India Black and the Widow of Windsor

Written by Carol K. Carr
Review by Tess Heckel

Queen Victoria, perpetually grieving widow, hungers for news from “the other side” of her dearly departed Albert. Consulting a new medium from America in secret, the queen learns that Albert wants his beloved “Drina” to spend Christmas at Balmoral. In Scotland. A most startling suggestion, and scarcely conducive to warm merriment, but the queen agrees unconditionally. Meanwhile, an extremist group of Scots, the Sons of Arbroath, are secretly scheming for independence from the Crown, threatening regicide, and led by the secretive “Marischal.” Danger lurks.

Enter India Black, a lively buxom madam who runs her own brothel and possesses brains, humor, and some skill with a Wembley Bulldog pistol. Having assisted Her Majesty’s Government on a recent case involving Russians and state secrets, she’s now summoned by an aristocratic spy named French to assist in a covert operation at Balmoral Castle.
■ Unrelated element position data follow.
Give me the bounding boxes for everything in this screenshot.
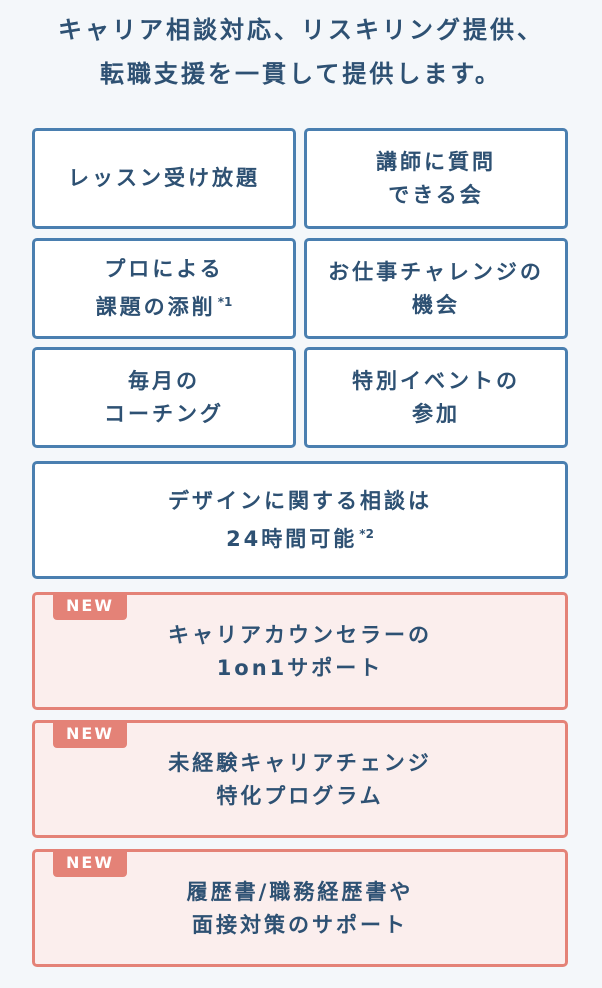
feature-card-design-consultation: デザインに関する相談は 24時間可能*2 (32, 461, 568, 579)
feature-card-label: プロによる (104, 257, 224, 281)
feature-card-work-challenge: お仕事チャレンジの 機会 (304, 238, 568, 339)
new-badge: NEW (53, 849, 127, 877)
feature-card-pro-review: プロによる 課題の添削*1 (32, 238, 296, 339)
new-feature-card-career-counselor: NEW キャリアカウンセラーの 1on1サポート (32, 592, 568, 710)
feature-card-label: 1on1サポート (216, 656, 384, 680)
feature-card-label: 講師に質問 (376, 149, 496, 174)
feature-card-label: デザインに関する相談は (168, 488, 432, 513)
feature-card-label: 面接対策のサポート (191, 913, 408, 937)
footnote-marker: *2 (359, 526, 374, 541)
new-feature-card-career-change-program: NEW 未経験キャリアチェンジ 特化プログラム (32, 720, 568, 838)
feature-card-monthly-coaching: 毎月の コーチング (32, 347, 296, 448)
headline-line-1: キャリア相談対応、リスキリング提供、 (58, 16, 544, 44)
feature-card-label: 特化プログラム (216, 784, 384, 808)
feature-card-qa-sessions: 講師に質問 できる会 (304, 128, 568, 229)
feature-card-label: できる会 (388, 182, 484, 207)
feature-card-label-with-note: 課題の添削*1 (96, 286, 233, 324)
feature-card-label: お仕事チャレンジの (328, 259, 544, 284)
feature-card-unlimited-lessons: レッスン受け放題 (32, 128, 296, 229)
new-badge: NEW (53, 720, 127, 748)
footnote-marker: *1 (217, 295, 233, 309)
feature-card-label: コーチング (104, 401, 224, 426)
feature-card-special-events: 特別イベントの 参加 (304, 347, 568, 448)
new-badge: NEW (53, 592, 127, 620)
new-feature-card-resume-interview-support: NEW 履歴書/職務経歴書や 面接対策のサポート (32, 849, 568, 967)
feature-card-label: 毎月の (128, 368, 200, 393)
feature-card-label: 参加 (412, 401, 460, 426)
feature-card-label: 履歴書/職務経歴書や (186, 880, 414, 904)
feature-card-label: 24時間可能 (226, 526, 358, 551)
feature-card-label: 機会 (411, 292, 460, 317)
feature-card-label: 課題の添削 (95, 295, 216, 319)
feature-card-label: 未経験キャリアチェンジ (168, 751, 432, 775)
feature-card-label: 特別イベントの (352, 368, 520, 393)
feature-card-label: レッスン受け放題 (68, 166, 260, 190)
headline-line-2: 転職支援を一貫して提供します。 (100, 60, 502, 88)
headline: キャリア相談対応、リスキリング提供、 転職支援を一貫して提供します。 (0, 8, 602, 96)
feature-card-label-with-note: 24時間可能*2 (168, 518, 432, 556)
feature-card-label: キャリアカウンセラーの (168, 623, 432, 647)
To India’s chagrin, she must disguise her gorgeous self as a devoted lady’s maid to a half-blind marchioness with an explosive snuff habit and devotion to Bible readings during chronic insomnia. No sleep for India, who must insinuate herself among the enormous staff to uncover and report suspicious behavior to French who managed the better job – carousing with the Prince of Wales. Soon the plot thickens, and there are suspects galore both upstairs and downstairs.

For fans of Victorian antics, this confection of a tale, told by India with snappy metaphors, jaded views on practically everything, and laced with a surprising knowledge of Scottish history, is a comical treat. Twists, turns, and tension keep the reader turning the pages, and a good romp is had by all.